Camping and fires are not allowed. The fee is $3 per vehicle. If you already have a BLM seasons pass from either the BLM Kremmling or Silt District you don't have to pay again. 

*Please stay off the private driveway and bridge, all public use should stay in the newly developed parking area and boat launch area. There should be no parking on the private driveway or near the bridge. We are working hard to build a positive relationship with neaby landowners and your cooperation is critical!*

Please pack out all trash. Water will not be provided at Two Bridges. Please be curteous to other boaters by quickly entering/exiting the boat launch area, this will make the experience pleasant for everyone. Other minor improvements will be added in the weeks and months ahead.
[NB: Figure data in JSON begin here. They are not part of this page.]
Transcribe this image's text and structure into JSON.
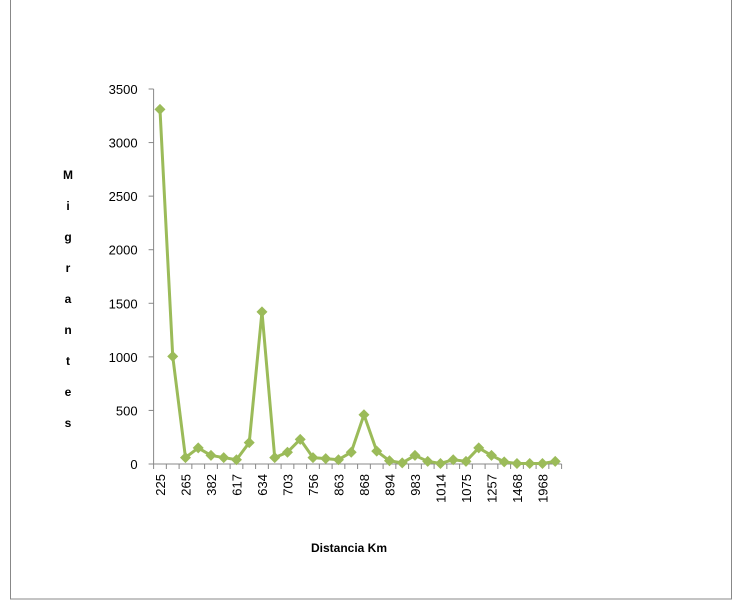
{
  "chart_data": {
    "type": "line",
    "x_label": "Distancia Km",
    "y_label": "Migrantes",
    "categories": [
      "225",
      null,
      "265",
      null,
      "382",
      null,
      "617",
      null,
      "634",
      null,
      "703",
      null,
      "756",
      null,
      "863",
      null,
      "868",
      null,
      "894",
      null,
      "983",
      null,
      "1014",
      null,
      "1075",
      null,
      "1257",
      null,
      "1468",
      null,
      "1968",
      null
    ],
    "values": [
      3310,
      1005,
      60,
      150,
      80,
      60,
      40,
      200,
      1420,
      60,
      110,
      230,
      60,
      50,
      40,
      110,
      460,
      120,
      30,
      10,
      80,
      25,
      5,
      40,
      25,
      150,
      80,
      20,
      5,
      5,
      5,
      25
    ],
    "color": "#9bbb59",
    "marker": "diamond",
    "ylim": [
      0,
      3500
    ],
    "yticks": [
      0,
      500,
      1000,
      1500,
      2000,
      2500,
      3000,
      3500
    ],
    "grid": false
  }
}
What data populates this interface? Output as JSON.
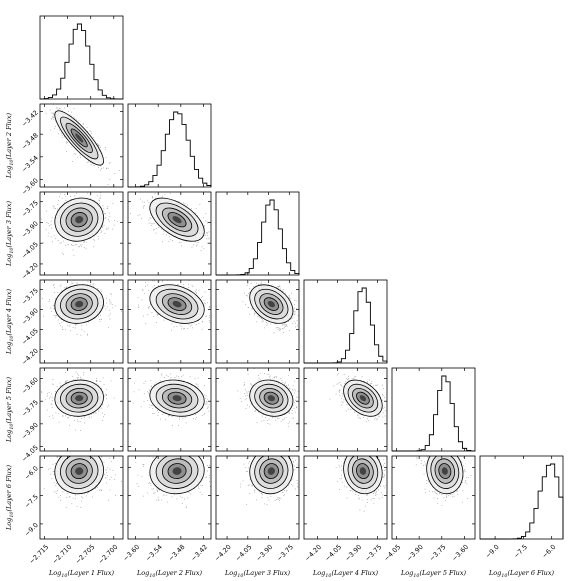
{
  "chart_data": {
    "type": "corner",
    "variables": [
      {
        "label": "Log10(Layer 1 Flux)",
        "sub_label": "10",
        "label_parts": [
          "Log",
          "(Layer 1 Flux)"
        ],
        "range": [
          -2.716,
          -2.698
        ],
        "mean": -2.7075,
        "sd": 0.0022,
        "ticks": [
          -2.715,
          -2.71,
          -2.705,
          -2.7
        ],
        "tick_labels": [
          "−2.715",
          "−2.710",
          "−2.705",
          "−2.700"
        ]
      },
      {
        "label": "Log10(Layer 2 Flux)",
        "label_parts": [
          "Log",
          "(Layer 2 Flux)"
        ],
        "range": [
          -3.62,
          -3.4
        ],
        "mean": -3.49,
        "sd": 0.03,
        "ticks": [
          -3.6,
          -3.54,
          -3.48,
          -3.42
        ],
        "tick_labels": [
          "−3.60",
          "−3.54",
          "−3.48",
          "−3.42"
        ]
      },
      {
        "label": "Log10(Layer 3 Flux)",
        "label_parts": [
          "Log",
          "(Layer 3 Flux)"
        ],
        "range": [
          -4.28,
          -3.68
        ],
        "mean": -3.88,
        "sd": 0.065,
        "ticks": [
          -4.2,
          -4.05,
          -3.9,
          -3.75
        ],
        "tick_labels": [
          "−4.20",
          "−4.05",
          "−3.90",
          "−3.75"
        ]
      },
      {
        "label": "Log10(Layer 4 Flux)",
        "label_parts": [
          "Log",
          "(Layer 4 Flux)"
        ],
        "range": [
          -4.3,
          -3.68
        ],
        "mean": -3.86,
        "sd": 0.06,
        "ticks": [
          -4.2,
          -4.05,
          -3.9,
          -3.75
        ],
        "tick_labels": [
          "−4.20",
          "−4.05",
          "−3.90",
          "−3.75"
        ]
      },
      {
        "label": "Log10(Layer 5 Flux)",
        "label_parts": [
          "Log",
          "(Layer 5 Flux)"
        ],
        "range": [
          -4.08,
          -3.53
        ],
        "mean": -3.73,
        "sd": 0.05,
        "ticks": [
          -4.05,
          -3.9,
          -3.75,
          -3.6
        ],
        "tick_labels": [
          "−4.05",
          "−3.90",
          "−3.75",
          "−3.60"
        ]
      },
      {
        "label": "Log10(Layer 6 Flux)",
        "label_parts": [
          "Log",
          "(Layer 6 Flux)"
        ],
        "range": [
          -9.8,
          -5.4
        ],
        "mean": -6.2,
        "sd": 0.5,
        "ticks": [
          -9,
          -7.5,
          -6
        ],
        "tick_labels": [
          "−9.0",
          "−7.5",
          "−6.0"
        ]
      }
    ],
    "correlations": [
      [
        1,
        -0.85,
        0.1,
        0.1,
        0.05,
        0.05
      ],
      [
        -0.85,
        1,
        -0.55,
        -0.3,
        -0.15,
        0.05
      ],
      [
        0.1,
        -0.55,
        1,
        -0.35,
        -0.15,
        0.05
      ],
      [
        0.1,
        -0.3,
        -0.35,
        1,
        -0.4,
        -0.1
      ],
      [
        0.05,
        -0.15,
        -0.15,
        -0.4,
        1,
        -0.1
      ],
      [
        0.05,
        0.05,
        0.05,
        -0.1,
        -0.1,
        1
      ]
    ],
    "grid": false,
    "histogram_bins": 20
  }
}
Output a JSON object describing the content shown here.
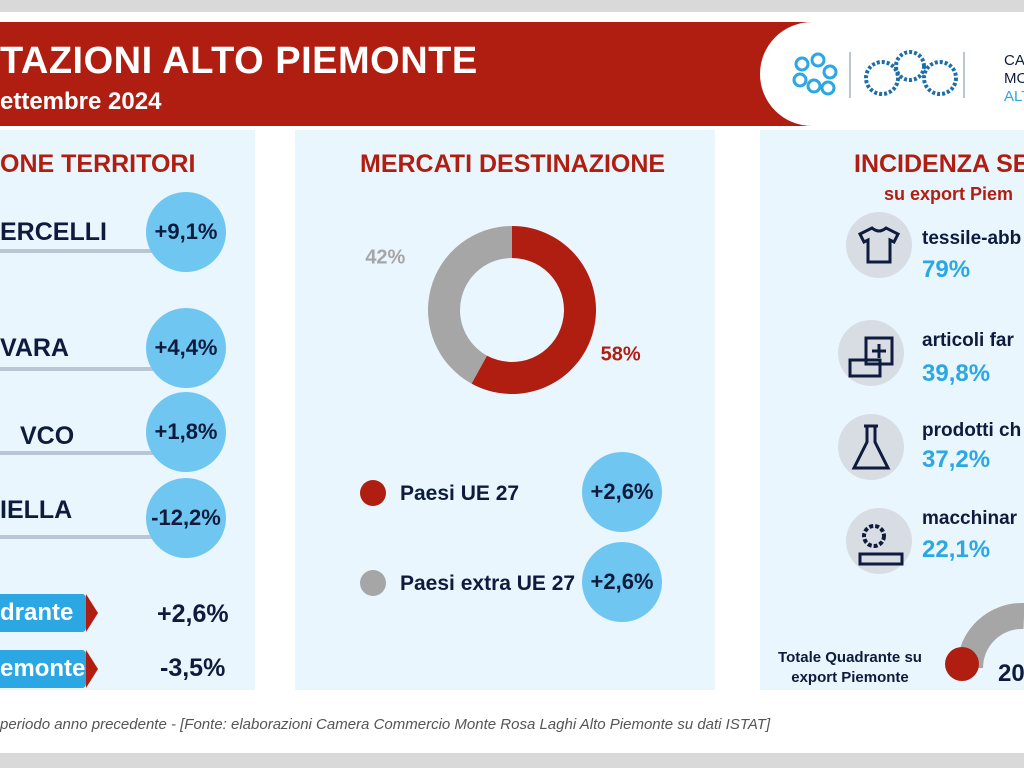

Please call me if you have questions, and ENJOY!

Toby Sprunk
Eagle County Open Space Director
970-471-6776


----------



## OldFatMan (Jan 10, 2011)

Good news Toby. Thanks


----------



## Jensjustduckie (Jun 29, 2007)

Awesome Toby! Thank you for the updates


----------



## tsprunk (Feb 27, 2007)

*update*

We area ready to open Two Bridges Saturday AM as planned. As I have mentioned, the site doesn't provide water or trash service, just a restroom, parking and boatlaunch. Camping and fires are not allowed.

The most important thing is that access to the driveway bridge is not blocked and people stay off and away from the bridge. Vehicles that park on, near, or by the bridge or block access to the private driveway will be towed. 

Construction on the new launch at Dotsero will begin shortly, but I don't have a completion date as of yet.

Have a good time, let me know what you think! Remember, all comments from Mountainbuzz get read by the Eagle County Commissioners - if you like the work we are doing on the Colorado River please send your thoughts, I promise it makes a difference to Commissioners and Open Space Advisory Board members. Enjoy and see you on the river! 

Toby Sprunk
Eagle County Open Space Director
970-471-6776


----------



## OldFatMan (Jan 10, 2011)

Toby, We used it Saturday. Great job- nice facility. Hope folks take care of it. Eagle County has it figured out- wish all Colorado counties shared their vision. State Bridge and Two Bridges are both greatly appreciated and give all of us more options. By the way, the lady at State Bridge has done an excellent job directing traffic the times I have been there.


----------



## tsprunk (Feb 27, 2007)

Thanks for the good words, we appreciate hearing from users (especially happy ones!). I will share your comments with the Commissioners.


----------